A battle for good hearts

Net competish brewing over Katrina goodwill

This article was updated at 9:21 p.m.

Multiple telethons to help raise coin for victims of Hurricane Katrina began taking shape Wednesday — but at least one such effort is sparking some behind-the-scenes controversy.

Execs at ABC, CBS and Fox are putting together the most ambitious project, a one-hour live broadcast similar to the post-9/11 Joel Gallen-produced “A Tribute to Heroes” telethon.

New Orleans-born Ellen DeGeneres has expressed an interest in hosting the commercial-free special. It’s believed Gallen has been approached to produce, perhaps in conjunction with Ken Erlich. Former William Morris worldwide TV topper Sam Haskell — a Mississippi native who maintains deep ties to the region — has also been involved in organizing relief efforts.

Nothing was final late Wednesday, including producers or talent, but broadcasters were looking at airing the special Tuesday at 8 p.m. Wednesday may also be an option.

Feed of the special will be made available to all broadcasters, and by late Wednesday, NBC, UPN and the WB had all committed to joining ABC, CBS and Fox in airing next week’s telethon.

Plans for the multiweb telethon were proceeding even after NBC Universal surprised its broadcast peers by unilaterally announcing its own one-hour telethon, which will air Friday night on NBC, CNBC and MSNBC.

Soon after NBC U unveiled its fund-raiser, MTV Networks announced plans for a Sept. 10 fund-raiser across all of its outlets. Peacock-owned Telemundo is also planning a fund-raiser for this Friday night, while Jerry Lewis said he’ll donate $1 million from this week’s MDA telethon to disaster relief.

But it was the Peacock project that raised eyebrows — and ire — across town. The reason: It came together so quickly, and despite the fact that the multinetwork telethon was already in the very early planning stages, according to multiple industry insiders.

What’s more, execs at other nets worried that NBC’s effort would dilute the talent pool and audience potential for a single pan-network broadcast.

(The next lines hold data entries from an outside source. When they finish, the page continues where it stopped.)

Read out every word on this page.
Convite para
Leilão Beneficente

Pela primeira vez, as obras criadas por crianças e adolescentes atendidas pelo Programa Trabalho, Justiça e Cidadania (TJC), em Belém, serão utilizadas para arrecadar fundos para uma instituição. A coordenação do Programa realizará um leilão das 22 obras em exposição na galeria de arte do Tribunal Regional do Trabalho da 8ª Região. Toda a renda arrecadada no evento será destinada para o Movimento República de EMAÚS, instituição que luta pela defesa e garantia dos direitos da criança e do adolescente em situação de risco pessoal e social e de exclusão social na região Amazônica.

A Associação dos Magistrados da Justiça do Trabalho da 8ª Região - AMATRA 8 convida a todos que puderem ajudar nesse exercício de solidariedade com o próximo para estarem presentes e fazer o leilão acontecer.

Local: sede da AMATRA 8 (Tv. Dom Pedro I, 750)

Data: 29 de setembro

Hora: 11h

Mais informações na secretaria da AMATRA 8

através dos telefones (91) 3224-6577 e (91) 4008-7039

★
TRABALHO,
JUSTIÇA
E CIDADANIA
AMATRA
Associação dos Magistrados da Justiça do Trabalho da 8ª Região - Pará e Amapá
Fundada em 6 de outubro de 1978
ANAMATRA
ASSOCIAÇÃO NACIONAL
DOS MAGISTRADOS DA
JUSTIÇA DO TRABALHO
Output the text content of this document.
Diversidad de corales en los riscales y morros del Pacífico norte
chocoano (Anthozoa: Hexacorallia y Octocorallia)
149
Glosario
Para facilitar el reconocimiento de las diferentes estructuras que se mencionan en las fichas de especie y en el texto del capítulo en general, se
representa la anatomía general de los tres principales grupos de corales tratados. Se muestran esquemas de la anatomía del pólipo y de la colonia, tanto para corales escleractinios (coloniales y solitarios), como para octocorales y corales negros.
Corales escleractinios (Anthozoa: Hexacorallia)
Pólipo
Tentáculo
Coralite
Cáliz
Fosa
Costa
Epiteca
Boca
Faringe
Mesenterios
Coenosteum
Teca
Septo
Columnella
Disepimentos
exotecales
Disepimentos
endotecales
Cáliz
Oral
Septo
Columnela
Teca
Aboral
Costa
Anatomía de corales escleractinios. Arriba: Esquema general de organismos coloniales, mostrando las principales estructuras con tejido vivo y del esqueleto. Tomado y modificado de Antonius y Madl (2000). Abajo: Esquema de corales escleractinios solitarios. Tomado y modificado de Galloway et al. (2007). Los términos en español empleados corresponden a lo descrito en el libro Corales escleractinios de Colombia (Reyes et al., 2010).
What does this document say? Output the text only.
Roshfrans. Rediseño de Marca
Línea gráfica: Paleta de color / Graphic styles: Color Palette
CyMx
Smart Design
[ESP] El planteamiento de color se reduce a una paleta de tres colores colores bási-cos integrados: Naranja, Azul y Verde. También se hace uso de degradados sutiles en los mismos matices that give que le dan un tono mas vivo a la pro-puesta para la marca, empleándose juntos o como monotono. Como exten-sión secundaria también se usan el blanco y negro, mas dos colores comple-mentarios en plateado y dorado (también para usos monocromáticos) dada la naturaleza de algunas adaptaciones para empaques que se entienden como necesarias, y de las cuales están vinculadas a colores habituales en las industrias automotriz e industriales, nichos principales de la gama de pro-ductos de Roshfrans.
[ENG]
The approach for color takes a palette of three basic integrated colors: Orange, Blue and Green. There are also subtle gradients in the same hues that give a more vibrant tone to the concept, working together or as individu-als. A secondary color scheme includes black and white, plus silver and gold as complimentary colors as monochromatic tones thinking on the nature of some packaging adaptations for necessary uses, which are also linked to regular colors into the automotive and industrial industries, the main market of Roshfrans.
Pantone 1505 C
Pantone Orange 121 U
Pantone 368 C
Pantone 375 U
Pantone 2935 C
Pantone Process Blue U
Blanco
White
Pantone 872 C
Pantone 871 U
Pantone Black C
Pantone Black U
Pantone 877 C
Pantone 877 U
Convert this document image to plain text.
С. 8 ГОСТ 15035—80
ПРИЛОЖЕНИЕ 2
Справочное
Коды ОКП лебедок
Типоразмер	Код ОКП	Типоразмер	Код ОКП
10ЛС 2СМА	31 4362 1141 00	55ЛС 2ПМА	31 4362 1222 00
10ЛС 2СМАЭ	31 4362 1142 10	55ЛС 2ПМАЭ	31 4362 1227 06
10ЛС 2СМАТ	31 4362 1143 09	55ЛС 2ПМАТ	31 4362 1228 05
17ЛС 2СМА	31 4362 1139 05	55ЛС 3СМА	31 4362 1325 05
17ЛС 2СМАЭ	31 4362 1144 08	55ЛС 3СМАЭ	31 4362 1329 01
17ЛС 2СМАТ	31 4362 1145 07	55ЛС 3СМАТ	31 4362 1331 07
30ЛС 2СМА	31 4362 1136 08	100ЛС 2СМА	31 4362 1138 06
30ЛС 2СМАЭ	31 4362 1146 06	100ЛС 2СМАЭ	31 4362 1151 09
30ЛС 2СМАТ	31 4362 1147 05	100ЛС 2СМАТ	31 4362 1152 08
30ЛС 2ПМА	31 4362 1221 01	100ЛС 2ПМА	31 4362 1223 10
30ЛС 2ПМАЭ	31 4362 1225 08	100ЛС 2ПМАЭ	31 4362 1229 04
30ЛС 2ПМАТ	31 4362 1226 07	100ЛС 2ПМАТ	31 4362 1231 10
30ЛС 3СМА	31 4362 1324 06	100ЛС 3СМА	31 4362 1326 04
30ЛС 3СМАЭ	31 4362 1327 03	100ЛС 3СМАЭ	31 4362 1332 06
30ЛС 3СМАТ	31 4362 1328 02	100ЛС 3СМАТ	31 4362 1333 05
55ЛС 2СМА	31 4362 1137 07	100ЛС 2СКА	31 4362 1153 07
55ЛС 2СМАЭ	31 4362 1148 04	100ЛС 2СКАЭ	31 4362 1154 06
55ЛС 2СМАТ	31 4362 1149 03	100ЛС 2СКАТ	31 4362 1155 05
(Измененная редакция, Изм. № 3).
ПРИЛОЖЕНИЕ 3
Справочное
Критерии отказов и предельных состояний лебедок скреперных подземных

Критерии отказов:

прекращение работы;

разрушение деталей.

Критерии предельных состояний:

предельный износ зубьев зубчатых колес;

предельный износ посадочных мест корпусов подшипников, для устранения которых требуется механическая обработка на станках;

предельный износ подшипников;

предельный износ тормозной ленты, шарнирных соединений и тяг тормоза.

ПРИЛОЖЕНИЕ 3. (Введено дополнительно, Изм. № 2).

Peacock said it was simply trying to begin raising funds as quickly as possible. New Orleans native Harry Connick Jr. called NBC U TV topper Jeff Zucker to suggest the quickie broadcast, according to one network insider.

That insider suggested Connick begged Zucker to air a fund-raiser as soon as possible and said Connick’s schedule played a key role in the decision to air the special this Friday.

Skeptics at rival nets noted that Friday is one of the least-watched nights on television, and that NBC U was not airing its telethon on Peacock-owned USA or Sci Fi — two nets that have strong Friday lineups.

An NBC U spokeswoman scoffed at the notion that the Peacock’s plans were anything but virtuous.

“This is not about competition. This is about raising money for those in need,” she said. “We’re interested in helping out the victims of the hurricane. We can’t raise enough money.”

Rep said NBC’s telethon will be made available to other networks and said the Peacock is “interested in joining any other efforts.”

Execs at other nets said it was understandable that NBC would want to begin the fund-raising effort as soon as possible. Numerous local stations, including many network affils, were already in the process of mounting localized fund-raisers.

What peeved the Peacock’s peers was the net’s decision to announce its telethon without checking with other broadcasters, particularly since 9/11 seemed to set a precedent for the Big Six abandoning competition in times of national crisis.

Though they never went public with their feelings, several network execs were also puzzled by the Peacock’s decision to mount a tsunami relief telethon last January without trying to enlist the support of non-NBC U outlets.

NBC insiders said the hurricane telethon was announced quickly because of the need to attract top talent in a short timeframe. Late Wednesday, Connick, Tim McGraw and Wynton Marsalis were the only scheduled performers; Matt Lauer will host from Peacock’s studios in Rockefeller Plaza and Leonardo DiCaprio will appear.

Despite the behind-the-scenes brouhaha, in the end, all of the Big Six decided to put aside deep rivalries in order to “do what’s best for the people impacted by this,” as one exec put it.

Top execs from several networks were said to be in communication with one another throughout the day Wednesday, trading ideas and ironing out details.

Reps for ABC, CBS and Fox declined comment.

Meanwhile, the aftermath of Katrina continues to dominate cable news, while ABC, CBS and NBC all preempted an hour of repeats for primetime news specials devoted to the hurricane devastation.